RNCでは入学時から学生に対し、白杖の使い方や駅等の街中の主要箇所への単独移動方法を指導します。そのためRNCのあるヘレフォードでは他都市と比べて街中で白杖使用者を見かける事が多いようです。白杖を使用することはとてもデリケートな問題であり、支援者が安全面が向上する等、利点をどんなに説明しても本人の気持ちが動かなければ白杖を日常的に使ってもらう事は難しいです。支援者もがんばりますが最終的にはご本人次第。
そこで思い切って二人に白杖について率直な気持ちを伺うと、アントニアさんは「あまり好きではない。普通校で使うと目立つので使っていなかった。今は日が暮れるのが早い冬によく使う。駅で使うようにしている」、ジョーさんは「入学した時は持ちたくなかったが自分の為に持つようになった。今でも好きではない。普段は使わなくても歩けるが、周りの人の事も考えて夜間や駅で使う」と答えてくれました。
複雑な心境を覗かせながらも、自分の身を守る為だけではなく周囲の人への注意喚起としての白杖の機能を理解して使用している点はRNCでの指導の成果だと感じました。

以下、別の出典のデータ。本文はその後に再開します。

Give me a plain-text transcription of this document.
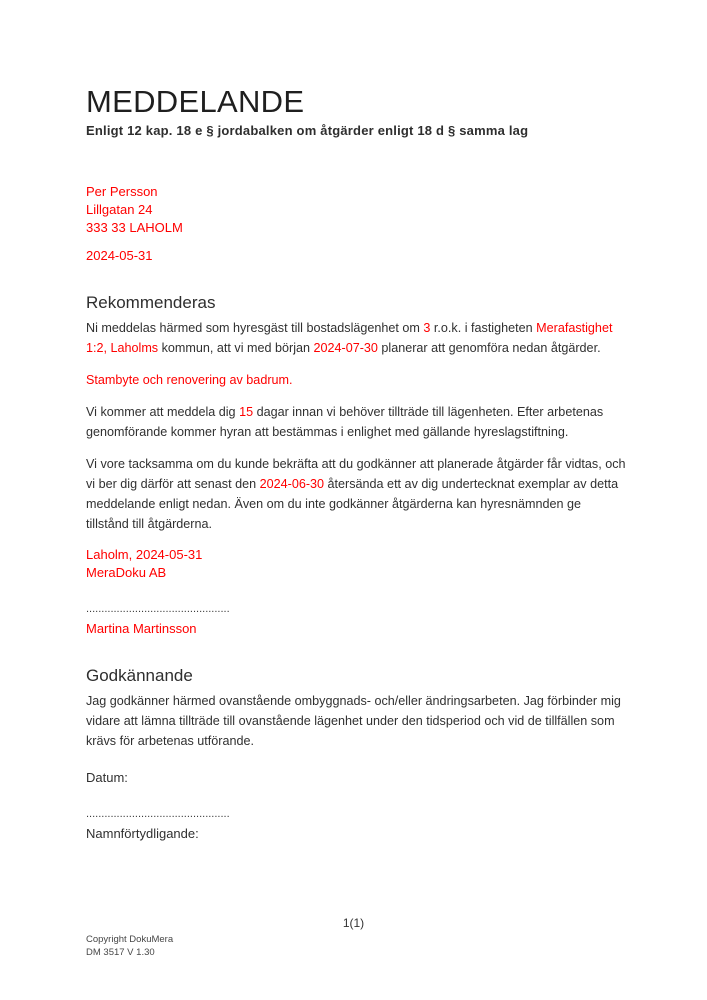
MEDDELANDE

Enligt 12 kap. 18 e § jordabalken om åtgärder enligt 18 d § samma lag

Per Persson
Lillgatan 24
333 33 LAHOLM
2024-05-31
Rekommenderas

Ni meddelas härmed som hyresgäst till bostadslägenhet om 3 r.o.k. i fastigheten Merafastighet 1:2, Laholms kommun, att vi med början 2024-07-30 planerar att genomföra nedan åtgärder.

Stambyte och renovering av badrum.

Vi kommer att meddela dig 15 dagar innan vi behöver tillträde till lägenheten. Efter arbetenas genomförande kommer hyran att bestämmas i enlighet med gällande hyreslagstiftning.

Vi vore tacksamma om du kunde bekräfta att du godkänner att planerade åtgärder får vidtas, och vi ber dig därför att senast den 2024-06-30 återsända ett av dig undertecknat exemplar av detta meddelande enligt nedan. Även om du inte godkänner åtgärderna kan hyresnämnden ge tillstånd till åtgärderna.

Laholm, 2024-05-31
MeraDoku AB
...............................................
Martina Martinsson
Godkännande

Jag godkänner härmed ovanstående ombyggnads- och/eller ändringsarbeten. Jag förbinder mig vidare att lämna tillträde till ovanstående lägenhet under den tidsperiod och vid de tillfällen som krävs för arbetenas utförande.

Datum:
...............................................
Namnförtydligande:
1(1)
Copyright DokuMera
DM 3517 V 1.30
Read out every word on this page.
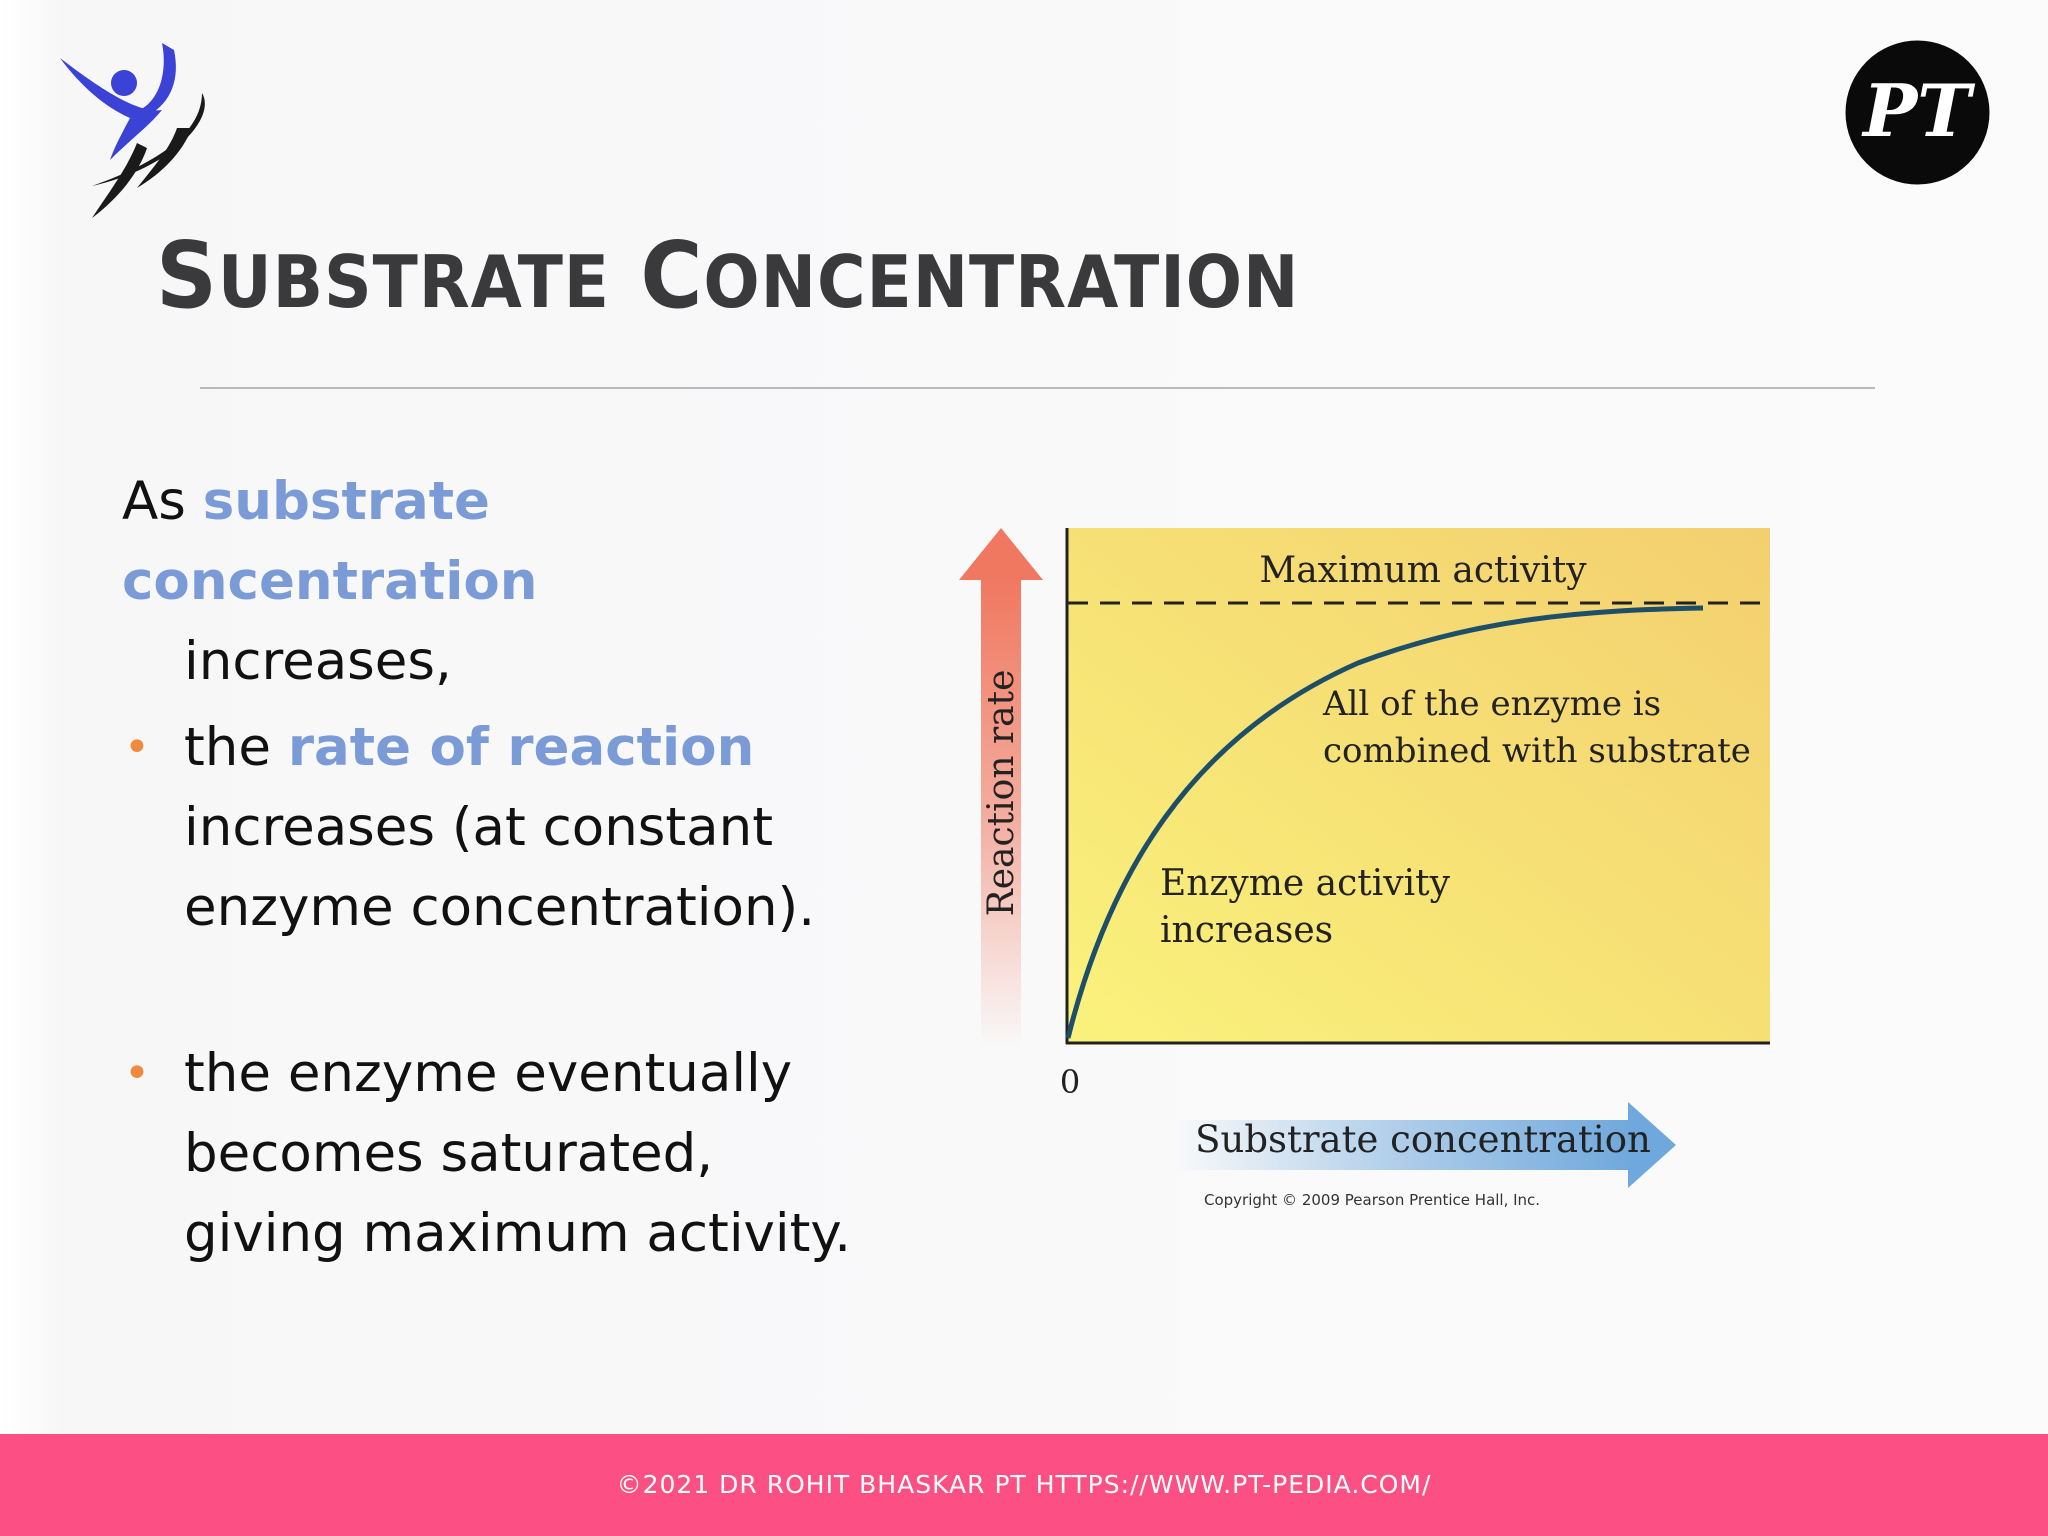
PT
SUBSTRATE CONCENTRATION
As substrate
concentration
increases,
• the rate of reaction
increases (at constant
enzyme concentration).
• the enzyme eventually
becomes saturated,
giving maximum activity.
Reaction rate
Substrate concentration
0
Maximum activity
All of the enzyme is
combined with substrate
Enzyme activity
increases
Copyright © 2009 Pearson Prentice Hall, Inc.
©2021 DR ROHIT BHASKAR PT HTTPS://WWW.PT-PEDIA.COM/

「夜間に使う」「駅で使う」という自分が見えにくいシチュエーションでピンポイントで使用するというのもいいと思います。
さて、アントニアさんとジョーさん。Goalball UKのウェブサイトを見たところイギリス代表として活躍されているようです。すごい!Congratulations!
最後に、17歳まで青森で暮らし、日本語が話せるICTコースのエスター先生とお話ししました。
授業で使う機器はパソコンで、タッチタイピング、スクリーンリーダーJAWSやNVDAの使い方、拡大ソフトZoomText、ネット検索の仕方、就職用ネットフォームの記入方法、ショートカット、Word、Excel、Outlook、Publisher、PowerPointとPowerPointに組み込むためのオーディオファイル操作、Wordpress、イメージ加工などなど、多岐にわたっていました。このコースについて先生は「very job focus」と言い、就職に向けた、そして就職後のことを見据えたコースのようです。イギリスでも人気のタブレットやiPhoneの使い方を教える先生は別にいます。
エスター先生自身、視覚障害者へのITの指導方法はOJTで覚えたとのこと。私もです!!分かる~。
これまで日本人留学生が在籍していたかどうかは聞きそびれてしまいましたが、進学先の選択肢としてRNCもいかがでしょう?